Cada vez mais, pacientes da rede pública recorrem aos tribunais em busca de tratamento, compra de medicamentos ou de outros insumos médico-hospitalares
Por Otávio Augusto
A Justiça se tornou um caminho quase natural para resolver problemas de acesso à saúde na rede pública. Até 7 de julho, a Secretaria de Saúde havia recebido 69% do total de processos de 2015. A pasta acumula 1.041 ações em sete meses — ante 1.512 de todo o ano passado. O Executivo local não tem um fundo próprio para esses casos e o dinheiro, que era para ser repartido entre todos os usuários do serviço, fica restrito para aqueles que recorrem aos tribunais. Os gastos são impactantes — o valor atingiu R$ 5,9 milhões no ano. Em 2016, já são R$ 2,9 milhões — R$ 1,3 milhão somente com medicamentos.
O governo se queixa do gasto com as compras emergenciais, que comprometem o orçamento. São pacientes que cobram medicamentos, exames, equipamentos, cirurgias, próteses, entre outros serviços. Aspectos polêmicos, como medicamentos muito caros — a exemplo do caso dos à base do canabidiol —, encorpam os argumentos da pasta. Em agosto, segundo o Conselho de Saúde do DF, espécie de órgão fiscalizador, a situação deve ficar ainda mais crítica com a escassez de recursos.
Evandro da Rocha Nascimento, 21 anos, procurou ajuda no Núcleo de Assistência à Saúde, da Defensoria Pública do DF. A filha dele, um bebê de 5 dias, sofre de um grave problema cardíaco ainda não identificado. Ele tenta a transferência da criança do Hospital Regional de Ceilândia (HRC) para o Hospital Materno Infantil de Brasília (Hmib), onde teria melhor suporte para o tratamento. “Alegam que há falta de ambulância e de um médico para nos acompanhar no trajeto. Minha filha está morrendo aos poucos”, lamenta o pai, morador de Ceilândia. Ele iniciou o processo contra a Secretaria de Saúde.

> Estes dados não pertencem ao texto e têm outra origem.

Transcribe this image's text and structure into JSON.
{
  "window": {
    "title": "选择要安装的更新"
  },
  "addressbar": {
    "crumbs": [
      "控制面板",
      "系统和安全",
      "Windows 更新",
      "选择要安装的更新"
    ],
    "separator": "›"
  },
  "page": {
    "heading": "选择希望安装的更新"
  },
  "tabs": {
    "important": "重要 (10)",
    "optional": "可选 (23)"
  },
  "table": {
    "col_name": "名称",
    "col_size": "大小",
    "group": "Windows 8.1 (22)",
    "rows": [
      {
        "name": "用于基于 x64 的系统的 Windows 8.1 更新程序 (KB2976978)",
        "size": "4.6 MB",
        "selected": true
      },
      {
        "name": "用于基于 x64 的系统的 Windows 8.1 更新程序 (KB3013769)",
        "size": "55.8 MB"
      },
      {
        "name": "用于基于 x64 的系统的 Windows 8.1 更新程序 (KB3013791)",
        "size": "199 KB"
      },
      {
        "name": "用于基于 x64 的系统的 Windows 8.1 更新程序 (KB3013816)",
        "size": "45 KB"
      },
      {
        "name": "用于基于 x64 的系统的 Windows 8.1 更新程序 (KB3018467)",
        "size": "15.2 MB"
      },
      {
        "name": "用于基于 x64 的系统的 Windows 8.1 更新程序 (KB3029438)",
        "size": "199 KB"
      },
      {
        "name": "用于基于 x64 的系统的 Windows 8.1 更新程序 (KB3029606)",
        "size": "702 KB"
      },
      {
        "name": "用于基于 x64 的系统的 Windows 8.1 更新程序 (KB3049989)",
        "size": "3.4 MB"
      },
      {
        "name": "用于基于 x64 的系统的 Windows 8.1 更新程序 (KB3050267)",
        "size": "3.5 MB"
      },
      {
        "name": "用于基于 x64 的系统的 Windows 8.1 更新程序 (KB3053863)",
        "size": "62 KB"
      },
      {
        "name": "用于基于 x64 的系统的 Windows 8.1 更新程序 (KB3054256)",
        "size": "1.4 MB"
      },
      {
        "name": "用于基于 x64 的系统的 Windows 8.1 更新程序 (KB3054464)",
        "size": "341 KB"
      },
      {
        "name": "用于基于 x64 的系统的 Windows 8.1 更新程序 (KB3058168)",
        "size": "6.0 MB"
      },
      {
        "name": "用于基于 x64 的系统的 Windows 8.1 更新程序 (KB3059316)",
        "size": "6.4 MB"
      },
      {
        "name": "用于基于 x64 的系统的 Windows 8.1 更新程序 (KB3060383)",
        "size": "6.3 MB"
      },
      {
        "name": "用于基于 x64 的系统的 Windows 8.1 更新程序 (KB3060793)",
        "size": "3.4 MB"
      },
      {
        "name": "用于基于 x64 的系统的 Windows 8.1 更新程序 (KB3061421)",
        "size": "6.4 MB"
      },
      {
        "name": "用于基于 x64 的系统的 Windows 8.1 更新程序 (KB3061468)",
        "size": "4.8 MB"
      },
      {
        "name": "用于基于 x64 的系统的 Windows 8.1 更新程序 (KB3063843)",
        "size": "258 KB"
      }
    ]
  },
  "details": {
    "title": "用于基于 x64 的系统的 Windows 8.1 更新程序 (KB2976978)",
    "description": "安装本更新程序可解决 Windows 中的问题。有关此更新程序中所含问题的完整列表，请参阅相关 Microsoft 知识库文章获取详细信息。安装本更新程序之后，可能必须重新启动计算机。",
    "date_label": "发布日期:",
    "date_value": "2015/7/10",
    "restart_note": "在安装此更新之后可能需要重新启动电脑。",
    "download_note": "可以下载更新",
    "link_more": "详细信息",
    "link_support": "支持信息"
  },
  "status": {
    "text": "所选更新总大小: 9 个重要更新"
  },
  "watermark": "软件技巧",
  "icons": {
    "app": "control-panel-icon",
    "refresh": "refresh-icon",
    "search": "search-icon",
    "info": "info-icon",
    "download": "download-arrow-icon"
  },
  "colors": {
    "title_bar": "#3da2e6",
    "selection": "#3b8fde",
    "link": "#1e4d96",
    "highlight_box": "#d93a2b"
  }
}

As falhas no sistema exigem cada vez mais mecanismos para frear o crescimento das ações judiciais. O governo aposta na Câmara Permanente de Mediação em Saúde (Camedis), a fim de reduzir a demanda, e na Defensoria Pública, para solucionar os dilemas por meio do diálogo. Entre 2014 e o ano passado, o índice de processos abertos caiu 23%, mas deve voltar a crescer em 2016. “Temos uma farmacêutica que tenta substituir a prescrição de medicamentos em falta por similares disponíveis. Buscamos alternativas diariamente. Esse é um trabalho que deveria ser feito na Secretaria de Saúde”, explica o defensor público Celestino Chupel.
Drama
A situação de Evandro não é exclusiva. Na terça e na quarta-feira, o Correio conversou com 12 pacientes que procuravam atendimento em hospitais da rede pública do DF. Sete disseram à reportagem que cogitavam a abertura de um processo. Em comum entre os entrevistados, o pessimismo com a assistência prestada pelo governo. “Os pacientes chegam angustiados e sem esperanças. Isso mostra que a saúde pública continua um caos”, destaca Celestino.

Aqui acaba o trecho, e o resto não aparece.